Violation against women is widespread in Pakistan and exists in various forms be it domestic violence and abuse, sexual abuse and harassment, acid attacks, honour killings, restricted freedom of movement to downright barring of women from casting their votes in the elections.
The Commission in its statement said: “HRCP has watched with grave concern the rising incidence of violence against women in Pakistan in recent days. Unfortunately, such incidents have always been commonplace in the country but now such reports are coming not from far-off places but from the main cities."
Several cases of rape have been reported from Punjab in the past few days, including that of a five-year old child.
To give an idea of the scale of the problem, in the city of Lahore alone, police have registered 113 cases of rape from January 1 to August 31 this year.
In the same period, police in the provincial capital of Punjab registered 32 gang-rape cases.
Most of the victims were teenage girls.
The problem in hardly confined to Punjab.
The plight of Kainat Soomro, a young rape victim in Sindh, and the excesses she has had to endure in her efforts to bring her tormentors to justice are there for all to see.
Her ordeal represents how rape victims who have the courage to pursue their rapists are left to fend for themselves.
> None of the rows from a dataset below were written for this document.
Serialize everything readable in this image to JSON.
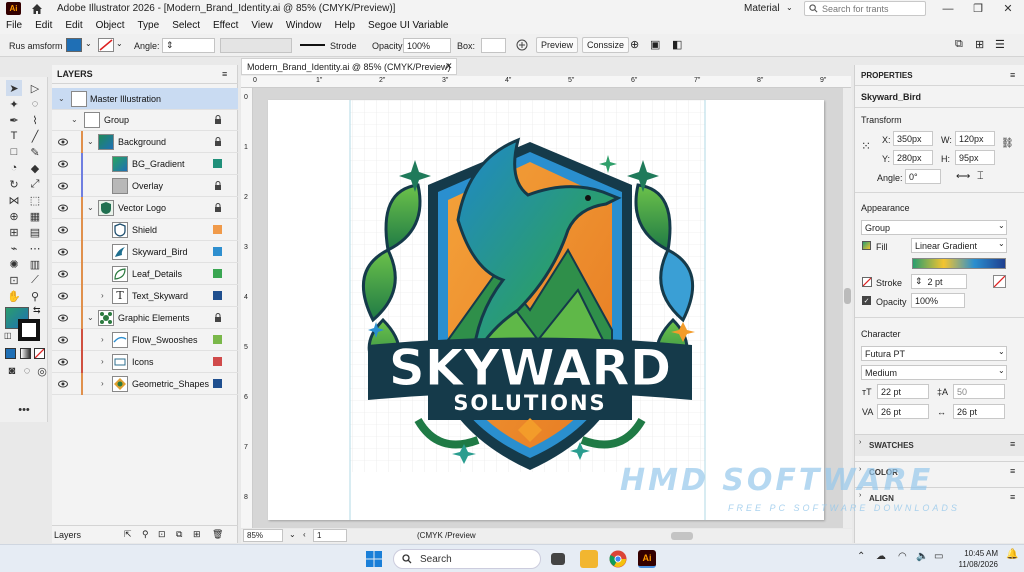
{
  "titlebar": {
    "app_title": "Adobe Illustrator 2026 - [Modern_Brand_Identity.ai @ 85% (CMYK/Preview)]",
    "logo": "Ai",
    "workspace": "Material",
    "search_placeholder": "Search for trants"
  },
  "menu": [
    "File",
    "Edit",
    "Edit",
    "Object",
    "Type",
    "Select",
    "Effect",
    "View",
    "Window",
    "Help",
    "Segoe UI Variable"
  ],
  "control": {
    "selection_label": "Rus amsform",
    "angle_label": "Angle:",
    "stroke_label": "Strode",
    "opacity_label": "Opacity:",
    "opacity_value": "100%",
    "box_label": "Box:",
    "preview_label": "Preview",
    "conssize_label": "Conssize"
  },
  "layers": {
    "tab": "LAYERS",
    "footer_label": "Layers",
    "rows": [
      {
        "name": "Master Illustration",
        "selected": true
      },
      {
        "name": "Group"
      },
      {
        "name": "Background"
      },
      {
        "name": "BG_Gradient"
      },
      {
        "name": "Overlay"
      },
      {
        "name": "Vector Logo"
      },
      {
        "name": "Shield"
      },
      {
        "name": "Skyward_Bird"
      },
      {
        "name": "Leaf_Details"
      },
      {
        "name": "Text_Skyward"
      },
      {
        "name": "Graphic Elements"
      },
      {
        "name": "Flow_Swooshes"
      },
      {
        "name": "Icons"
      },
      {
        "name": "Geometric_Shapes"
      }
    ]
  },
  "document": {
    "tab": "Modern_Brand_Identity.ai @ 85% (CMYK/Preview)",
    "zoom": "85%",
    "page": "1",
    "mode": "(CMYK /Preview",
    "ruler_top": [
      "0",
      "1\"",
      "2\"",
      "3\"",
      "4\"",
      "5\"",
      "6\"",
      "7\"",
      "8\"",
      "9\""
    ],
    "ruler_left": [
      "0",
      "1",
      "2",
      "3",
      "4",
      "5",
      "6",
      "7",
      "8"
    ]
  },
  "logo_art": {
    "line1": "SKYWARD",
    "line2": "SOLUTIONS"
  },
  "properties": {
    "tab": "PROPERTIES",
    "object_name": "Skyward_Bird",
    "transform_title": "Transform",
    "x_label": "X:",
    "x_value": "350px",
    "y_label": "Y:",
    "y_value": "280px",
    "w_label": "W:",
    "w_value": "120px",
    "h_label": "H:",
    "h_value": "95px",
    "angle_label": "Angle:",
    "angle_value": "0°",
    "appearance_title": "Appearance",
    "group_value": "Group",
    "fill_label": "Fill",
    "fill_value": "Linear Gradient",
    "stroke_label": "Stroke",
    "stroke_value": "2 pt",
    "opacity_label": "Opacity",
    "opacity_value": "100%",
    "character_title": "Character",
    "font_family": "Futura PT",
    "font_style": "Medium",
    "font_size": "22 pt",
    "leading": "50",
    "tracking": "26 pt",
    "kerning": "26 pt",
    "swatches": "SWATCHES",
    "color": "COLOR",
    "align": "ALIGN"
  },
  "watermark": {
    "main": "HMD SOFTWARE",
    "sub": "FREE PC SOFTWARE DOWNLOADS"
  },
  "taskbar": {
    "search": "Search",
    "time": "10:45 AM",
    "date": "11/08/2026"
  },
  "colors": {
    "accent_blue": "#1f6fb5",
    "selected_row": "#c9dbf2",
    "ai_orange": "#ff9a00"
  }
}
Moreover, according to media monitoring by HRCP, until the end of July this year, at least 44 women became targets of acid attacks in the country, seven of whom had died due to their injuries.
As many as 44 women had been set on fire; 11 had died in such attacks.
Furthermore, as many as 451 women had been killed in Pakistan in the name of honour in 2013 by the end of July, compared to 918 killed in 2012.
Earlier this week, three women were shot dead by family members in the name of ‘honour’ in Khyber Pakhtunkhwa province.
Furthermore, HRCP is acutely concerned that risks have grown for all those who try and help the victims is any manner or try to expose the excesses.
Human rights defenders who try to highlight excesses against women have become particularly vulnerable, the statement issued by the HRCP said.
In fact, an HRCP staff member had to be relocated just a fortnight earlier because his reporting of a woman’s beating by her relatives upset the family to the extent that they threatened to kill him and started following him.
Such targeting of a section of population solely on account of gender is utterly unacceptable and it is a matter of shame that the society at large has not felt compelled to raise a strong enough voice to putting an end to this travesty, the commission said.
HRCP has called upon the state authorities to include ending violence against women and impunity for the violators to its list of priorities in order to dispense justice to half the population of the country.
The commission's statement said it hoped that these steps would include awareness campaigns and would not merely be confined to making changes in laws that then remain unenforced.